According to sources, CPI Corp. filed for bankruptcy May 1 in Delaware, and claimed in bankruptcy documents that it has $135 million in debt and only $10.4 worth of assets.

Sources say the bankruptcy filing does not come as much of a surprise, as the company closed all of its locations in the United States on April 4 due to a long pattern of operating losses.

The company’s decision to close its doors had dire effects for a number of people, as more than 4,300 employees were laid off with little notice, according to sources.

And the company’s abrupt closure also had a negative impact on its customers, many of whom are trying to determine how they will access their photographs.

But sources also note that CPI Corp. had been headed for Chapter 7 bankruptcy for months, as its company was in something of a financial tailspin, with many of its lenders already claiming that it was in default.

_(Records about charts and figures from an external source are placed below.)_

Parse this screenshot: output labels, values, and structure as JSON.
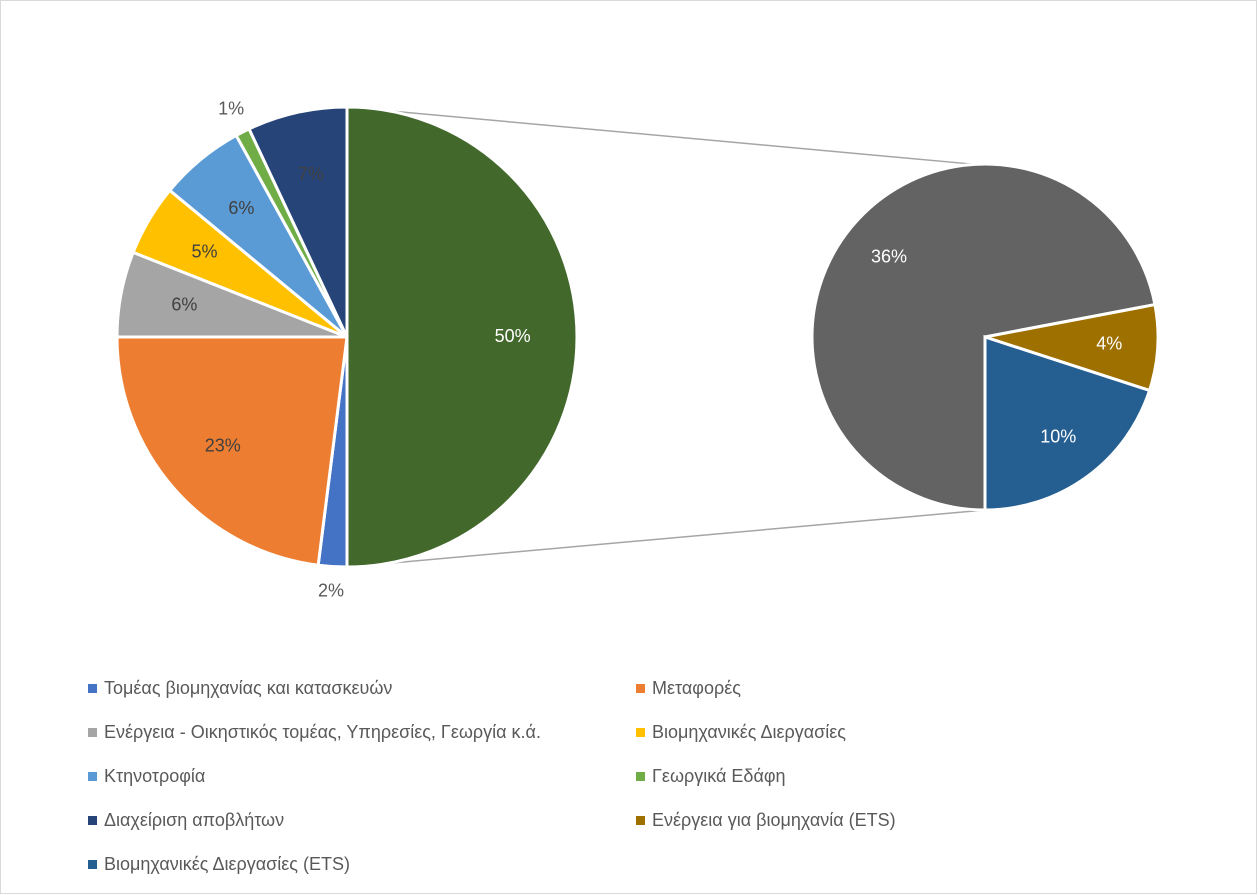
{
  "chart_data": {
    "type": "pie-of-pie",
    "categories": [
      "Τομέας βιομηχανίας και κατασκευών",
      "Μεταφορές",
      "Ενέργεια - Οικηστικός τομέας, Υπηρεσίες, Γεωργία κ.ά.",
      "Βιομηχανικές Διεργασίες",
      "Κτηνοτροφία",
      "Γεωργικά Εδάφη",
      "Διαχείριση αποβλήτων",
      "Ενέργεια για βιομηχανία (ETS)",
      "Βιομηχανικές Διεργασίες (ETS)",
      null
    ],
    "values": [
      2,
      23,
      6,
      5,
      6,
      1,
      7,
      4,
      10,
      36
    ],
    "value_labels": [
      "2%",
      "23%",
      "6%",
      "5%",
      "6%",
      "1%",
      "7%",
      "4%",
      "10%",
      "36%"
    ],
    "colors": [
      "#4472c4",
      "#ed7d31",
      "#a5a5a5",
      "#ffc000",
      "#5b9bd5",
      "#70ad47",
      "#264478",
      "#9e7000",
      "#255e91",
      "#636363"
    ],
    "secondary": [
      9,
      7,
      8
    ],
    "other": {
      "value": 50,
      "label": "50%",
      "color": "#43682b"
    }
  }
}
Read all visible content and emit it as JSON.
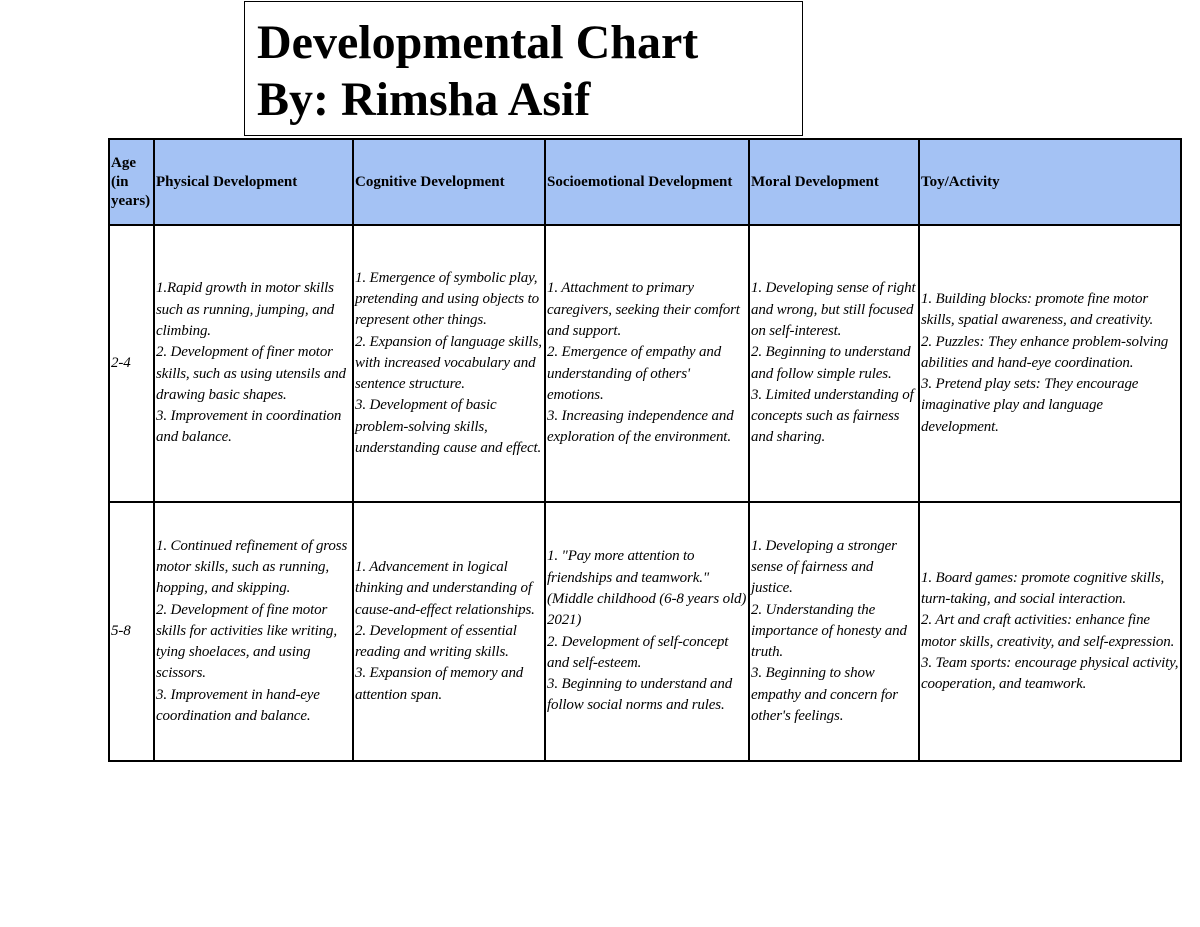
{
  "title": {
    "line1": "Developmental Chart",
    "line2": "By: Rimsha Asif"
  },
  "table": {
    "headers": [
      "Age (in years)",
      "Physical Development",
      "Cognitive Development",
      "Socioemotional Development",
      "Moral Development",
      "Toy/Activity"
    ],
    "rows": [
      {
        "age": "2-4",
        "physical": "1.Rapid growth in motor skills such as running, jumping, and climbing.\n2. Development of finer motor skills, such as using utensils and drawing basic shapes.\n3. Improvement in coordination and balance.",
        "cognitive": "1. Emergence of symbolic play, pretending and using objects to represent other things.\n2. Expansion of language skills, with increased vocabulary and sentence structure.\n3. Development of basic problem-solving skills, understanding cause and effect.",
        "socioemotional": "1. Attachment to primary caregivers, seeking their comfort and support.\n2. Emergence of empathy and understanding of others' emotions.\n3. Increasing independence and exploration of the environment.",
        "moral": "1. Developing sense of right and wrong, but still focused on self-interest.\n2. Beginning to understand and follow simple rules.\n3. Limited understanding of concepts such as fairness and sharing.",
        "toy": "1. Building blocks: promote fine motor skills, spatial awareness, and creativity.\n2. Puzzles: They enhance problem-solving abilities and hand-eye coordination.\n3. Pretend play sets: They encourage imaginative play and language development."
      },
      {
        "age": "5-8",
        "physical": "1. Continued refinement of gross motor skills, such as running, hopping, and skipping.\n2. Development of fine motor skills for activities like writing, tying shoelaces, and using scissors.\n3. Improvement in hand-eye coordination and balance.",
        "cognitive": "1. Advancement in logical thinking and understanding of cause-and-effect relationships.\n2. Development of essential reading and writing skills.\n3. Expansion of memory and attention span.",
        "socioemotional": "1. \"Pay more attention to friendships and teamwork.\" (Middle childhood (6-8 years old) 2021)\n2. Development of self-concept and self-esteem.\n3. Beginning to understand and follow social norms and rules.",
        "moral": "1. Developing a stronger sense of fairness and justice.\n2. Understanding the importance of honesty and truth.\n3. Beginning to show empathy and concern for other's feelings.",
        "toy": "1. Board games: promote cognitive skills, turn-taking, and social interaction.\n2. Art and craft activities: enhance fine motor skills, creativity, and self-expression.\n3. Team sports: encourage physical activity, cooperation, and teamwork."
      }
    ]
  }
}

The company’s largest creditors include Fifth Third Bank, Associated Bank, Private Bank, and Bank of America, which collectively account for more than $90 million of the debt that CPI Corp. is hoping to discharge in its bankruptcy.

The filing ends a remarkable run of success for a company that operated relatively cheap portrait studios in big box stores across the country. At the height of its success, CPI Corp. had studios in more than 2,700 locations across the United States and Canada.

But the success proved hard to maintain, as the recent recession led many consumers to delay portrait purchases until their financial health improved while cheaper consumer cameras made destination photography less essential.

In addition to lagging demand, the company also faced a pending lawsuit from 100 former employees who claim CPI Corp. owes them a significant amount of back pay from paid vacations.

The lawsuit also alleges that the company failed to give its workers adequate notice of its closure, as required by the Worker Adjustment and Retraining Notification Act.